1. A rotating detonation combustor comprising:

a forward wall;

a radially inner wall extending downstream from the forward wall and surrounding a longitudinal axis;

a radially outer wall extending downstream from the forward wall, the radially outer wall surrounding the radially inner wall to define an annular passage between the radially inner wall and the radially outer wall; and

an air inlet and a fuel inlet disposed proximate to the forward wall and in fluid communication with the annular passage;

wherein the cross-section of the annular passage is non-circular.

2. The rotating detonation combustor of claim 1, wherein the fuel inlet is orthogonal to the air inlet.

3. The rotating detonation combustor of claim 1, wherein the cross-section of the annular passage is elliptical.

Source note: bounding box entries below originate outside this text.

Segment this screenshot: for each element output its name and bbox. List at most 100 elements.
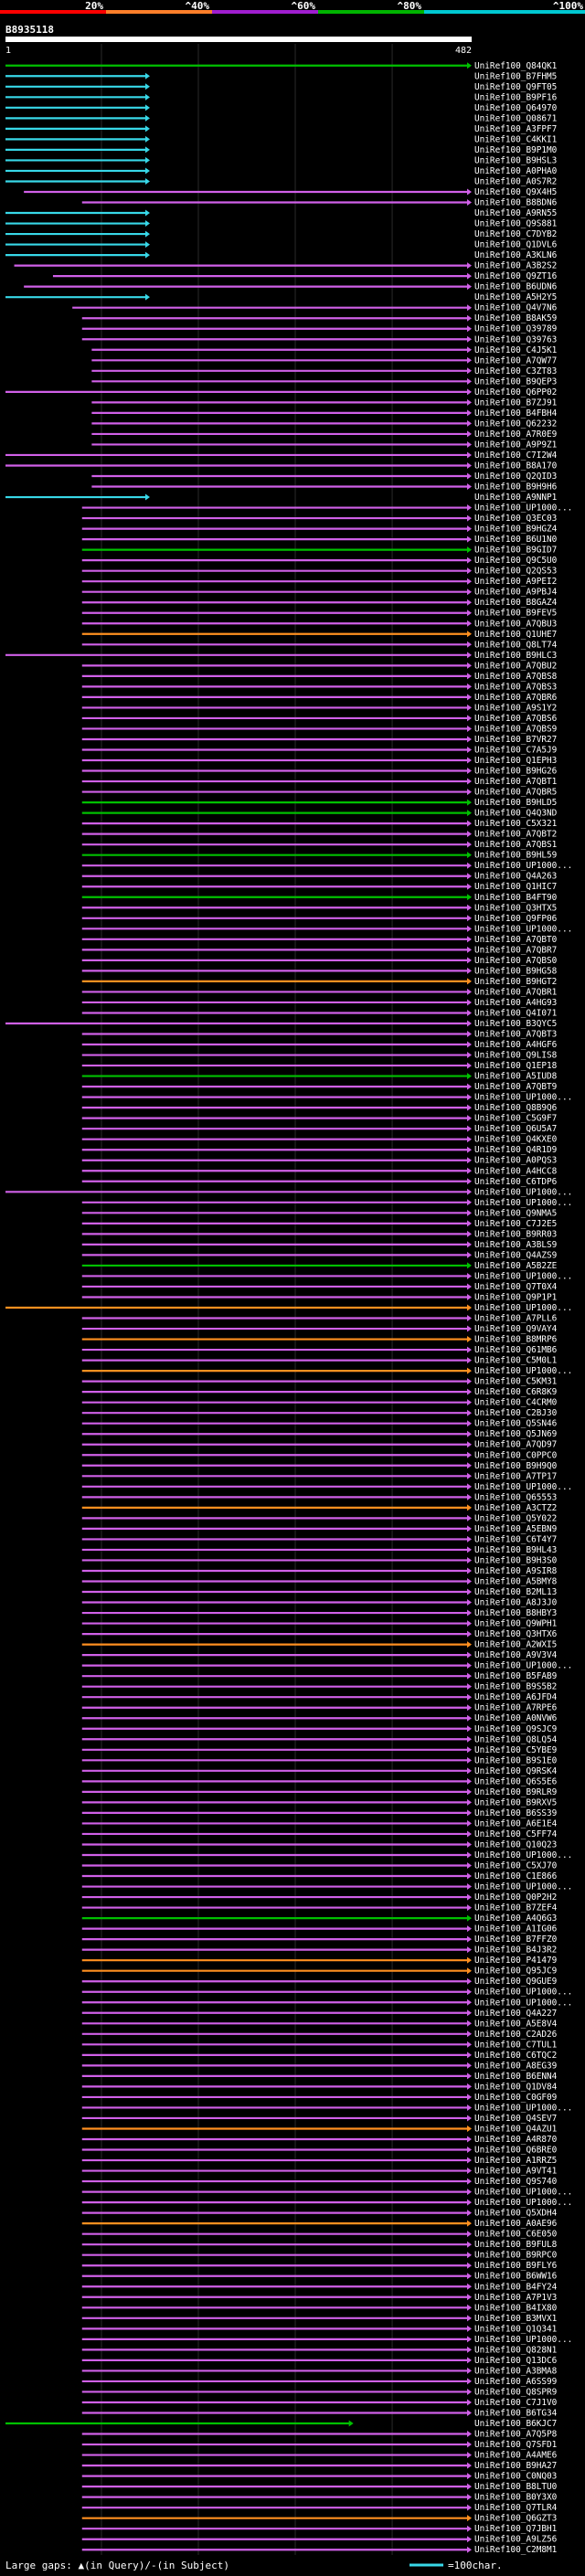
- hit-label[interactable]: UniRef100_A4HG93: [474, 998, 557, 1008]
- hit-row[interactable]: UniRef100_A4AME6: [81, 2451, 558, 2461]
- hit-row[interactable]: UniRef100_Q7JBH1: [81, 2524, 558, 2534]
- hit-row[interactable]: UniRef100_B9FLY6: [81, 2261, 558, 2271]
- hit-row[interactable]: UniRef100_Q5Y022: [81, 1513, 558, 1523]
- hit-label[interactable]: UniRef100_UP1000...: [474, 1271, 572, 1281]
- hit-label[interactable]: UniRef100_B7FFZ0: [474, 1935, 558, 1945]
- hit-row[interactable]: UniRef100_B6ENN4: [81, 2072, 558, 2082]
- hit-row[interactable]: UniRef100_A7P1V3: [81, 2293, 558, 2303]
- hit-row[interactable]: UniRef100_A4HGF6: [81, 1040, 558, 1050]
- hit-label[interactable]: UniRef100_A3B2S2: [474, 261, 557, 271]
- hit-label[interactable]: UniRef100_A1RRZ5: [474, 2156, 557, 2166]
- hit-row[interactable]: UniRef100_UP1000...: [81, 1482, 572, 1492]
- hit-label[interactable]: UniRef100_Q5SN46: [474, 1419, 558, 1429]
- hit-label[interactable]: UniRef100_C0NQ03: [474, 2472, 557, 2482]
- hit-label[interactable]: UniRef100_B9FLY6: [474, 2261, 558, 2271]
- hit-label[interactable]: UniRef100_Q1DVL6: [474, 240, 558, 250]
- hit-label[interactable]: UniRef100_B9RXV5: [474, 1797, 557, 1807]
- hit-row[interactable]: UniRef100_A7QBS0: [81, 956, 558, 966]
- hit-label[interactable]: UniRef100_B6SS39: [474, 1808, 558, 1818]
- hit-label[interactable]: UniRef100_Q1DV84: [474, 2082, 558, 2092]
- hit-label[interactable]: UniRef100_A3KLN6: [474, 250, 558, 260]
- hit-label[interactable]: UniRef100_A7TP17: [474, 1471, 557, 1481]
- hit-row[interactable]: UniRef100_Q2QID3: [91, 472, 557, 482]
- hit-row[interactable]: UniRef100_B9RPC0: [81, 2251, 558, 2261]
- hit-row[interactable]: UniRef100_C7DYB2: [5, 229, 557, 239]
- hit-row[interactable]: UniRef100_B9H9H6: [91, 482, 558, 493]
- hit-row[interactable]: UniRef100_Q9FT05: [5, 82, 557, 92]
- hit-label[interactable]: UniRef100_Q9NMA5: [474, 1208, 557, 1218]
- hit-label[interactable]: UniRef100_B9GID7: [474, 546, 557, 556]
- hit-label[interactable]: UniRef100_Q9C5U0: [474, 556, 558, 566]
- hit-label[interactable]: UniRef100_A0NVW6: [474, 1713, 558, 1723]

4. The rotating detonation combustor of claim 1, wherein the inner wall and the outer wall each comprise a plurality of straight wall segments; and wherein the cross-section of the annular passage comprises a plurality of straight passages disposed between the straight wall segments of the inner wall and the straight wall segments of the outer wall.

5. The rotating detonation combustor of claim 4, wherein the plurality of straight passages defines an elongated octagonal cross-section having eight straight passages.

6. The rotating detonation combustor of claim 1, wherein the inner wall and the outer wall each comprise a plurality of straight wall segments and a plurality of arcuate wall segments in an alternating series; and wherein the cross-section of the annular passage comprises an alternating series of straight passages and arcuate passages defined, respectively, between the straight wall segments and the arcuate wall segments of the inner wall and the outer wall.

7. The rotating detonation combustor of claim 6, wherein the alternating series of straight wall segments and arcuate wall segments in each of the inner wall and the outer wall defines a generally racetrack-shaped cross-section; and wherein the alternating series of straight wall segments and arcuate wall segments comprises a first straight side, a first arcuate side connected to the first straight side, a second straight side connected to the first arcuate side, and a second arcuate side extending between the second straight side and the first straight side.

8. The rotating detonation combustor of claim 6, wherein the alternating series of straight wall segments and arcuate wall segments in each of the inner wall and the outer wall defines a generally triangular cross-section; and wherein the alternating series of straight wall segments and arcuate wall segments comprises a first straight side, a first arcuate corner connected to the first straight side, a second straight side connected to the first arcuate corner, a second arcuate corner connected to the second straight side, a third straight side connected to the second arcuate corner, and a third arcuate corner extending between the third straight side and the first straight die.

9. The rotating detonation combustor of claim 6, wherein the alternating series of straight wall segments and arcuate wall segments of each of the inner wall and the outer wall defines an elongated octagonal cross-section having eight straight sides and eight arcuate corners.

10. The rotating detonation combustor of claim 6, wherein the fuel inlet comprises a plurality of fuel inlets; and wherein the fuel inlets are disposed in fluid communication only with the straight wall segments.

11. The rotating detonation combustor of claim 1, further comprising a first fluid plenum wall defining a first fluid plenum in communication with at least one of the air inlet and the fuel inlet.

12. The rotating detonation combustor of claim 11, wherein the first fluid plenum wall is radially inward of the radially inner wall.

13. The rotating detonation combustor of claim 12, wherein the first fluid plenum wall is radially outward of the radially outer wall.

14. The rotating detonation combustor of claim 11, further comprising a second fluid plenum wall defining a second fluid plenum in communication with at least one of the air inlet and the fuel inlet.

15. The rotating detonation combustor of claim 11, wherein the first fluid plenum wall is disposed radially inward of the radially inner wall; and wherein the second fluid plenum wall is disposed radially outward of the radially outer wall.